Spaces:

12labs
/

ind

Runtime error

File size: 2,969 Bytes

026659d

---
title: Hindi Voice Cloning (VibeVoice)
emoji: 🎙️
colorFrom: red
colorTo: purple
sdk: gradio
sdk_version: "4.44.0"
app_file: app.py
pinned: false
---

# 🇮🇳 Hindi Voice Cloning with Emotion

This Hugging Face Space provides **high-quality Hindi Text-to-Speech with voice cloning and expressive emotion**.

Users can upload a short reference voice sample and generate Hindi speech in the **same voice, tone, and emotional style**.

The system is powered by **VibeVoice-7B** with **Hindi LoRA fine-tuning**, optimized for natural prosody and long-form speech.

---

## ✨ Features

- 🎙️ Voice cloning from uploaded reference audio  
- 🎭 Emotion & speaking style transfer  
- 🗣️ Natural-sounding Hindi TTS  
- 📄 Long-form narration support  
- 🚀 GPU-accelerated inference  
- 🎚️ Expression strength control (CFG scale)

---

## 🧪 How to Use

1. Enter Hindi text in the text box  
2. Upload a **reference voice (WAV format)**  
3. Adjust **Expression Strength (CFG Scale)**  
4. Click **🚀 Generate Voice**  
5. Listen to or download the generated audio  

---

## 🎧 Reference Voice Guidelines (Very Important)

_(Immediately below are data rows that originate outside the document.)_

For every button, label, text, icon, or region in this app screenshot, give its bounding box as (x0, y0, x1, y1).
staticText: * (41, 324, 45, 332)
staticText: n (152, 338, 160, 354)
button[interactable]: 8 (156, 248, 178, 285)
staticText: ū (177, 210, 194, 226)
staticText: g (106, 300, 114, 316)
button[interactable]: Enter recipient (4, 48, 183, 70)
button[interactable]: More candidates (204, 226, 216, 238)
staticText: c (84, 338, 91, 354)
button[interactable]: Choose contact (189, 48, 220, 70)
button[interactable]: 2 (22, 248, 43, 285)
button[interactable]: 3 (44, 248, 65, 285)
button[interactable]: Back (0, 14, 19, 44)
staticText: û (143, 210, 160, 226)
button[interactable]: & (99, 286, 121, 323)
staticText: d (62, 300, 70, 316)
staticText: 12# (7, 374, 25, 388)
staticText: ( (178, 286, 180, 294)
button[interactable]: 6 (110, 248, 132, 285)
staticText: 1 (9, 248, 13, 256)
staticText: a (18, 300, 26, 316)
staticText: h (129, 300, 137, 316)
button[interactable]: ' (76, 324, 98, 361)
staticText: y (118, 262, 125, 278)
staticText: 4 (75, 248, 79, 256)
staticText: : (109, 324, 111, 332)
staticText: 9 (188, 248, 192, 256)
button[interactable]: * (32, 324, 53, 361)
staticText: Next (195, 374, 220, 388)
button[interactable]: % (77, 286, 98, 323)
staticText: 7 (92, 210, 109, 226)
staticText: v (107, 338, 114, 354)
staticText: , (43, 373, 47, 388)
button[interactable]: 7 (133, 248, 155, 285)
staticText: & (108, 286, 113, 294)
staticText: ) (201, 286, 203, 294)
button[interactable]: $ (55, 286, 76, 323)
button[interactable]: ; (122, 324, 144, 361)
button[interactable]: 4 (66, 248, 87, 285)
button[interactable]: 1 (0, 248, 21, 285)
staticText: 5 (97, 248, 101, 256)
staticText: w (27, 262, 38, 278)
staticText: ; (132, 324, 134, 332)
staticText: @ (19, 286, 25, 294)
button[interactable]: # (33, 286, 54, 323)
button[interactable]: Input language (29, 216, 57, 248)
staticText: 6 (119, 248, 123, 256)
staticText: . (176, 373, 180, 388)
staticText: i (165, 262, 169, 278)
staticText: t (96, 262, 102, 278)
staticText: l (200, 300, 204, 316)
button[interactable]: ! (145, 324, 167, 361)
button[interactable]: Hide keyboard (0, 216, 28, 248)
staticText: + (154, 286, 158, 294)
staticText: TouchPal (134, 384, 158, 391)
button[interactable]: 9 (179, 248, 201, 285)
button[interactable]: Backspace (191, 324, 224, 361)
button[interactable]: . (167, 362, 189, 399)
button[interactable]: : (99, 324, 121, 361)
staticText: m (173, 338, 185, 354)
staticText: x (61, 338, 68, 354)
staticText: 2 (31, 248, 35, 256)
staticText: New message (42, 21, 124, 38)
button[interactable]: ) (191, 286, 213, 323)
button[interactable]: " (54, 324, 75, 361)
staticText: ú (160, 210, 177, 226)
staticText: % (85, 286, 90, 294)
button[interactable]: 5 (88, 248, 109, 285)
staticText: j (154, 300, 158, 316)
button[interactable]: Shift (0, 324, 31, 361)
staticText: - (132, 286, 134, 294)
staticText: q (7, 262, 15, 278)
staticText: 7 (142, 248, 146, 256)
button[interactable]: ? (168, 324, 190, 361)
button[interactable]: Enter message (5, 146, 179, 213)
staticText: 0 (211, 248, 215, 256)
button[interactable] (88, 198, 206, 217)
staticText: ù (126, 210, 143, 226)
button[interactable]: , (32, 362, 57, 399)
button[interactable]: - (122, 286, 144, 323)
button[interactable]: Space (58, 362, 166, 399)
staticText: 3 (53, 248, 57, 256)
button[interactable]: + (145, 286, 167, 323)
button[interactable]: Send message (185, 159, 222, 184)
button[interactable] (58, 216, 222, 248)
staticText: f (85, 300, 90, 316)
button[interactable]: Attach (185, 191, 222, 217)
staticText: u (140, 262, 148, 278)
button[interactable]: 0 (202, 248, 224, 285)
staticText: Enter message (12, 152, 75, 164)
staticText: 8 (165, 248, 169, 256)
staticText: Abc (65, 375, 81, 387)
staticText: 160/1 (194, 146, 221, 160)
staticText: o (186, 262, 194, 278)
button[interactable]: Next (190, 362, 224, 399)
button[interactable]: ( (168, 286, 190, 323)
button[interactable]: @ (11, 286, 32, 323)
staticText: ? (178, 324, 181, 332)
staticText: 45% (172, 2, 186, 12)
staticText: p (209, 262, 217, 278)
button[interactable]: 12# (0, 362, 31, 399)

For best quality voice cloning:

- WAV format only  
- 10–30 seconds duration recommended  
- Single speaker  
- Clear audio, minimal background noise  
- Natural emotion (happy, calm, sad, etc.)

> ⚠️ Emotion is copied from the **reference voice**, not from the text.

---

## 🎭 Expression Control (CFG Scale)

| CFG Scale | Effect |
|---------|------|
| 0.8 – 1.0 | Calm / neutral |
| 1.2 – 1.4 | Natural & expressive (recommended) |
| 1.5 – 2.0 | Strong emotion (may distort if too high) |

---

## ⚠️ System Requirements

- ✅ GPU required  
  - Recommended: A10 / A100 / H100  
- ❌ CPU-only Spaces will not work  
- ⏳ First run may take time due to model loading

---

## 🔐 Privacy & Data Handling

- Uploaded voice files are used **only for generation**
- Voice files are overwritten per request
- No permanent storage or reuse of user voices

---

## 🚫 Responsible Use Policy

This Space is intended for **research and demonstration purposes only**.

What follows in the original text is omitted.